As I recall it, the local LAN scene had an almost religious cult around 3com 10mbit ISA cards, that eventually morphed into a similar thing for Intel 100mbit cards.
Drivers and hardware were even more shit back in those days than today. Cards known to have worked in multiple motherboards and across multiple operating systems were held in high regard.
A 3rd party NE2000 is a pretty reasonable choice. Certainly, some circles would have a following for specific makers and boards, but the NE2000 was everywhere... There's a reason it's so common in virtual machines; the open design helps too.
You've just brought back an old memory there.
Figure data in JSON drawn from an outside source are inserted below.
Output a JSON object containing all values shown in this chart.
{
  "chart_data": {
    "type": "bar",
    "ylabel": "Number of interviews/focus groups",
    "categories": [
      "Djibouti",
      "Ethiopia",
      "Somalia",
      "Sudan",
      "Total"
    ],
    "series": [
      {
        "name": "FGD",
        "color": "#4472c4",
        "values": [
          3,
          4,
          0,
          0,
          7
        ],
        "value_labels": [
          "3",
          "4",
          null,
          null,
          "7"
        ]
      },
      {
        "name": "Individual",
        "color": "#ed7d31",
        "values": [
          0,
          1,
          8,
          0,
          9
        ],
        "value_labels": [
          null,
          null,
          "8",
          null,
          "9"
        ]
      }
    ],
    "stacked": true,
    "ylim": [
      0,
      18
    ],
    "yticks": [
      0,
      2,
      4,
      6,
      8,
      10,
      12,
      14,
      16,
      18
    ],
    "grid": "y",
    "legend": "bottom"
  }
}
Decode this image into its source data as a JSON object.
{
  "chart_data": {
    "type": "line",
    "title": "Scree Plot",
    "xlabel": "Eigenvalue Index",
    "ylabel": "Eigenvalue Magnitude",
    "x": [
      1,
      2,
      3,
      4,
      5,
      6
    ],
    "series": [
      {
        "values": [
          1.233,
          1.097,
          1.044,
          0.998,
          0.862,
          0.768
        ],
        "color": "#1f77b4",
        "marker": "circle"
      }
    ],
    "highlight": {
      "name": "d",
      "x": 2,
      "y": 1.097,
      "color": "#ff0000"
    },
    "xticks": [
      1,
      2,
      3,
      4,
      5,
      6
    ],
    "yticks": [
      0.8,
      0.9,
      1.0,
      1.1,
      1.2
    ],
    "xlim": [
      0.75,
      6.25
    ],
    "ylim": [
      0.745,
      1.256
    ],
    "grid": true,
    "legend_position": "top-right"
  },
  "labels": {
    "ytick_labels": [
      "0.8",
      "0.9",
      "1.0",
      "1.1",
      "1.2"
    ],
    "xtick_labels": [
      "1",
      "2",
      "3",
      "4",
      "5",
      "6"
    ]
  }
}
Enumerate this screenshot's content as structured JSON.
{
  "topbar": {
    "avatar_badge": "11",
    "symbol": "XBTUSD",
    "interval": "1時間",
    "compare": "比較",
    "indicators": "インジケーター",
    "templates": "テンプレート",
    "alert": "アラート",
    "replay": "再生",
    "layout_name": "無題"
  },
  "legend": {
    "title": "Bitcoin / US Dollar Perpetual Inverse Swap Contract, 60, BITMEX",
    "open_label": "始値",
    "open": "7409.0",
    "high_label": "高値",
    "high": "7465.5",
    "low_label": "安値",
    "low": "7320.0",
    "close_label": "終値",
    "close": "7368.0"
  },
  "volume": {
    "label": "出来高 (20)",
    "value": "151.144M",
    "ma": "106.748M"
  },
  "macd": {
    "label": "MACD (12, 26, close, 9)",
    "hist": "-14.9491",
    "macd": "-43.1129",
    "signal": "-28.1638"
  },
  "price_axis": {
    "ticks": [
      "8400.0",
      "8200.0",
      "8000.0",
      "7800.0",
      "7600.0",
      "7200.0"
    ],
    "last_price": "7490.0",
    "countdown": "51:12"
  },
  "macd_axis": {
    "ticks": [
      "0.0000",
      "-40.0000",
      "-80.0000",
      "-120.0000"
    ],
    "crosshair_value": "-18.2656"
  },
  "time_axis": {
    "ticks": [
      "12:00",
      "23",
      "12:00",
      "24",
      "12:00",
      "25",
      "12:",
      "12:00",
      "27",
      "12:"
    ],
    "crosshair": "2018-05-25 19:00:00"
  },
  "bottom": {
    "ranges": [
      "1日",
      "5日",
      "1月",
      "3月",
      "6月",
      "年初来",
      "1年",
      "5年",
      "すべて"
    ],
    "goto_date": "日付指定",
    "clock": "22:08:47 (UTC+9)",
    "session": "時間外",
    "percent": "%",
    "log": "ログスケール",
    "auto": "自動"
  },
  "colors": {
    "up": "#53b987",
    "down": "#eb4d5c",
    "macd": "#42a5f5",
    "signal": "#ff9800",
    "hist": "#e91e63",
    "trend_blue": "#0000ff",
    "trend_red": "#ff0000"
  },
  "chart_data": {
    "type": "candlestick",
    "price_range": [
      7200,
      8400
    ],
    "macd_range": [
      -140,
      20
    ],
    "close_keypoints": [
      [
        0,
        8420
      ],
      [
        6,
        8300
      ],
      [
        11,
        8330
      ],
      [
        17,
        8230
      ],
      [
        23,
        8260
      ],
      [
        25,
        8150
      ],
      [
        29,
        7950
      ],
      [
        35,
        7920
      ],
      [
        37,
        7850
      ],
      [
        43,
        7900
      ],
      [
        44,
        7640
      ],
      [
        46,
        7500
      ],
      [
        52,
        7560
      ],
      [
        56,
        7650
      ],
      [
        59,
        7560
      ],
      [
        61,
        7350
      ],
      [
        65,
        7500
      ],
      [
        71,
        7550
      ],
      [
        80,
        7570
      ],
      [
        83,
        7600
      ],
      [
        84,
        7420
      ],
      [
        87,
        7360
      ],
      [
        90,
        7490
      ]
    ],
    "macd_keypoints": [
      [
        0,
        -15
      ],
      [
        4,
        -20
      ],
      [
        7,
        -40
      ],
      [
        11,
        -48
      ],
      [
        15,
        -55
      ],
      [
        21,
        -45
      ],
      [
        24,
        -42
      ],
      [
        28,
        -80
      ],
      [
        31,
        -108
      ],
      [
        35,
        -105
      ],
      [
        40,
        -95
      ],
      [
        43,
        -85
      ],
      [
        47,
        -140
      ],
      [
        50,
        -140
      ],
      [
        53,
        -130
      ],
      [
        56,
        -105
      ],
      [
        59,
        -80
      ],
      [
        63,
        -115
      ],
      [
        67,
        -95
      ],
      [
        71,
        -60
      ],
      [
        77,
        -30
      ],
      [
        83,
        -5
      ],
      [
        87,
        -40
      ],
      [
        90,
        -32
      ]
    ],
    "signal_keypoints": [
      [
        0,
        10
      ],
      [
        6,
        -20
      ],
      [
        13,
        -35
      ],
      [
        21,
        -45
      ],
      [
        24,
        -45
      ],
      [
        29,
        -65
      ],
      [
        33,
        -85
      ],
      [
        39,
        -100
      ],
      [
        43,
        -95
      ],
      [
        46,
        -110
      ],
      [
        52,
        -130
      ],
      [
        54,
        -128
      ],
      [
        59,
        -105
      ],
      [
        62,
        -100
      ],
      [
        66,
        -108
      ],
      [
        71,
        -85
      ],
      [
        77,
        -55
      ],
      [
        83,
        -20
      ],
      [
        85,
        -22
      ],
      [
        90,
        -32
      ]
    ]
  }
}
We used to do LAN parties at the weekend, and none of us has network cards, but one of our friends worked in the IT department of the local university. So he would bring a stack of cards with him and we'd spend hours setting them up and getting each PC on the network, often with great failure if he couldn't bring a batch of same branded cards.
We did learn over time which cards hated connecting with each other, and if he could bag a full batch of 3com we knew we'd likely be in for some early gaming.
At the cheap end we relied on NE2000 ISA card clones, we couldn't afford fancy gear like 3com and they worked under Windows/Linux just well enough to play LAN games.
> As I ranted against the '90s and "how hard it was back then to have access to information", my wife came over the workbench, looked at the HDD, and then calmly informed me the J50 was the pins on the left. Hein, mais comment tu sais ca? Then she flipped the HDD to show me the PCB pins were labeled!
Mr. Sanglard is a lucky man :-)
God tier wife. Maybe Mrs.Sanglard (if she has changed the name) should start a blog too.